I turned to Danev right when he shut the door to the hospital ward behind him. "What the fuck was that?!"

"You saw how he reacted when I told him on of our own had died. And he had just calmed down. Did you expect me to go right into how not only was Meeko dead, but the entirety of the fucking Hornets?!"

"So you give him false hope instead?! And what was that, sending him on a fucking scavenger hunt. Look for intelligence? Are you out of your fucking mind. In here?!"

"It was the only way I could think of to make sure he bought it."

"Great. And now we have a ticking time bomb. When he finds out the Hornets are dead, and have been for 3 months, do you think he'll be dumb enough to not connect the dots. You have him searching for intelligence. Who's to say the next intelligence he finds isn't about two new slum kids brought in for training following a massacre on the grain road?! Well?"

"I didn't think about that, okay! I did the only think I could think of. I'm sorry, alright?!"

"Damnit, Danev. You know this is going to blow up in our faces, right. Now, I'm waiting to see what happens first: he gets caught poking around and gets executed, he gets caught poking around, rats us out, then we all get executed, he finds out we lied, then he executes us, there's so many fucking things that can happen, and none of them good."

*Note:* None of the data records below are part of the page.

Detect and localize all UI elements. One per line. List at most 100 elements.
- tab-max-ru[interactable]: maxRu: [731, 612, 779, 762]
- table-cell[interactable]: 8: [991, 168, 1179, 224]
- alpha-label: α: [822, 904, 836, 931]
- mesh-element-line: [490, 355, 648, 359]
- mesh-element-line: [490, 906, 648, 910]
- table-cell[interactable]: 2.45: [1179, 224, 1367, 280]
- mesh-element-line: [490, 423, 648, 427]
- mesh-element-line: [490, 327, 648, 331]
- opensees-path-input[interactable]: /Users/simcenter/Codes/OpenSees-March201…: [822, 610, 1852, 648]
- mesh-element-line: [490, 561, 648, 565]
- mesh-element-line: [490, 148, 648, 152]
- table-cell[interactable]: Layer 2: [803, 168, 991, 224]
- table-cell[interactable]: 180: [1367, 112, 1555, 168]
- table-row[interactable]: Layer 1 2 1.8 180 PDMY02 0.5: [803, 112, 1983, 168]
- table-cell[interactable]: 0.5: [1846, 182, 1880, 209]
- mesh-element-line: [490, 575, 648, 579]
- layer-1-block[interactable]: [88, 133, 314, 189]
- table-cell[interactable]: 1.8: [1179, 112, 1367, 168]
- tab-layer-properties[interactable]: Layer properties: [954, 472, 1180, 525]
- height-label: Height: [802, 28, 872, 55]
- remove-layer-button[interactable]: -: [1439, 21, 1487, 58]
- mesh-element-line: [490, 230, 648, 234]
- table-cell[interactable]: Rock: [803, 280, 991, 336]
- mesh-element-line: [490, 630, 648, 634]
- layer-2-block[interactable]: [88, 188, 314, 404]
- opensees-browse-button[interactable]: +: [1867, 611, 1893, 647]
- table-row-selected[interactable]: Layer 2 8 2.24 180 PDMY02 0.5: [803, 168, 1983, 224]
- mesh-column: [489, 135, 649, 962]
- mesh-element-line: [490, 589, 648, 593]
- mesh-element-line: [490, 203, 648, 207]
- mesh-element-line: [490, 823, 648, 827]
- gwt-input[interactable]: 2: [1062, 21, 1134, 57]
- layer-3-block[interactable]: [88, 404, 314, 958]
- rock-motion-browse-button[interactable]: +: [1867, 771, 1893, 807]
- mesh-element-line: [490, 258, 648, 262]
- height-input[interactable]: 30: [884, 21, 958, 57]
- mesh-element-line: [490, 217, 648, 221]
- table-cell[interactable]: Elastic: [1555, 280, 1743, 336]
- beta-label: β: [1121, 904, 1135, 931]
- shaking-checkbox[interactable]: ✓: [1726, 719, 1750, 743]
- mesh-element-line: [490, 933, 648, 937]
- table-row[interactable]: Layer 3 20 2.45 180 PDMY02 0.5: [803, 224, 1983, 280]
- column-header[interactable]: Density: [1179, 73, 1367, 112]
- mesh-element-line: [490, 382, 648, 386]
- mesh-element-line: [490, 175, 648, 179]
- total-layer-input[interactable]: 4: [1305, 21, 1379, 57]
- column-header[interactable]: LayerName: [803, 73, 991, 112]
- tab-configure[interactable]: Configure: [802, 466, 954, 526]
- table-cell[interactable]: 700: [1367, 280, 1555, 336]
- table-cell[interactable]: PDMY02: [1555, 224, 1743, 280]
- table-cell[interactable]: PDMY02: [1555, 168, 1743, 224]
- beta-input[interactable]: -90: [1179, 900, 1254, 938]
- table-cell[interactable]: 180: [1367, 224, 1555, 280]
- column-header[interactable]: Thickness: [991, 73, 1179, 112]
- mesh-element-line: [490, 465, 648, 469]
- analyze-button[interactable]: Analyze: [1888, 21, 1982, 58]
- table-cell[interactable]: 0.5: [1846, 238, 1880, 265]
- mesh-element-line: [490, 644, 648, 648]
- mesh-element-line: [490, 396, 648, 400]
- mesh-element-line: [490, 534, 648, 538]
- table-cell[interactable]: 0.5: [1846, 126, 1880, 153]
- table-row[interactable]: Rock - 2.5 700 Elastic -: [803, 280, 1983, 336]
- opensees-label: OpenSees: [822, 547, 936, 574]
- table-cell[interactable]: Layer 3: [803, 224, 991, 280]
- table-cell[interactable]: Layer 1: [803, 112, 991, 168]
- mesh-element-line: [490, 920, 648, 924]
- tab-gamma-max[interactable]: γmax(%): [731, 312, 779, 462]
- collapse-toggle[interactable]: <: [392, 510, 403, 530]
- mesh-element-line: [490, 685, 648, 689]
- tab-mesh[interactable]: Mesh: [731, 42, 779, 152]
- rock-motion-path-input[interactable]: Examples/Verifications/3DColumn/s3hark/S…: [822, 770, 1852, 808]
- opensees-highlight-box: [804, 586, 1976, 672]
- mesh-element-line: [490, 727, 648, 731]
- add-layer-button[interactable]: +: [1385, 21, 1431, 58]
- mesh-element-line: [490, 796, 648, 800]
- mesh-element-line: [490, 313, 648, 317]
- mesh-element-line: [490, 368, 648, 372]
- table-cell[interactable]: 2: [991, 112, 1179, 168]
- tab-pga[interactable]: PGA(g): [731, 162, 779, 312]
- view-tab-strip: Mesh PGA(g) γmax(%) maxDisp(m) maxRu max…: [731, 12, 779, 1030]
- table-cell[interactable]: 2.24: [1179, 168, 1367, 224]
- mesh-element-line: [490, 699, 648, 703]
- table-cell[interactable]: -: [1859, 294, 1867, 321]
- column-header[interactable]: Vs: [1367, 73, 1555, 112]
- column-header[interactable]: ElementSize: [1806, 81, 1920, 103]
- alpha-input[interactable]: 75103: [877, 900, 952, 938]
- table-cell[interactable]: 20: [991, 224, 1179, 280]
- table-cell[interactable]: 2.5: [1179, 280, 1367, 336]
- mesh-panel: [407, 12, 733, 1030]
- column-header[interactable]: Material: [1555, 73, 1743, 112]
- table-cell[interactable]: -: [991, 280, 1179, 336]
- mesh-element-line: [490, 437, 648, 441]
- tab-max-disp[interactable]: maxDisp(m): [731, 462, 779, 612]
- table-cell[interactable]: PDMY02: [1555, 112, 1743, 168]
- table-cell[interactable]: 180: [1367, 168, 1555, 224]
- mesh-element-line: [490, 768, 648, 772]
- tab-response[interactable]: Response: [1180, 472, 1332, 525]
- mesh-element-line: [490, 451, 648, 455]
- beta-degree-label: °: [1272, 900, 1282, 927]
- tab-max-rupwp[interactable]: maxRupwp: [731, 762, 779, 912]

Danev sighed. "Look. We'll work this out, okay? Right now, we have more things to worry about. How are your lessons?"

I was angry. And that helped. I produced a flame about the size of the palm of my hand and held it slightly levitated above my right hand. I then turned around and shot it at the far end of the hallway. It travelled quick and struck the end of the hallway before anyone could object.

When I turned back around to face Danev, his eyes were wide, and he nodded his head in some form of awe-struck approval. "Impressive."

I knew he was trying to humor me, make me forget about the fact there was a ticking bomb in the hospital ward we had just left. I had no time for this. "Thanks." I said. "I'm going to bed."

"Goodnight." He said in one last effort to reverse the dumb shit he had just done in that hospital room.

I didn't hear the same whispers in my ears as I tried to sleep tonight, but I heard the whispers. For the last few nights, since that one night, they had been the whispers of that same voice. Low, deep, dark. They were calls I pieced together. The door to the abandoned room had opened again, but I was in no rush to get in there.

Tonight however, the voice was different. It had begun the same. That same dark voice, keeping me from sleeping. The voice finally left, and I felt myself finally drift into asleep until I heard a different voice this time, a woman's voice saying "rise."

My eyes opened. My room was empty, but the door to the other room was wide open, a white light shining from within. I could feel my heart pumping quicker, feel a knot tightening in my stomach. I was not up for this.

"Get up." That same voice called. The female one. Angelic, beautiful, but fierce, determined. I knew better than to argue. I rose.

I followed the light.

I stood in the abandoned room, searching for a source of the light. There were no lights in the room, no candles lit, no torches lining the wall. There was, however, the stone walls.

Stone?

Between the cracks in the, stone, walls, white light shone through, illuminating the entirety of the room. It was blinding. I tried to back up and turn my gaze away to face the door back to my room, but there was no doorway there. There were no doors at all. Just the stone walls, with the blinding light shining through the cracks. Then I heard that voice one last time.

"No matter what he offers, no matter what he promises, do not listen to him, do not fall for his lies. Resist the temptation he offers."

Before I could let any words escape from my already opened mouth, I was standing back in that steel plate room with a door leading wide back to mine. This time, I walked out on my own. The second I took the last step back into the shared bathroom, the door behind me shut and locked. I knew better than to ask any questions. For now, the whispering was gone, and I needed the sleep. The sleep I had missed for the last four days.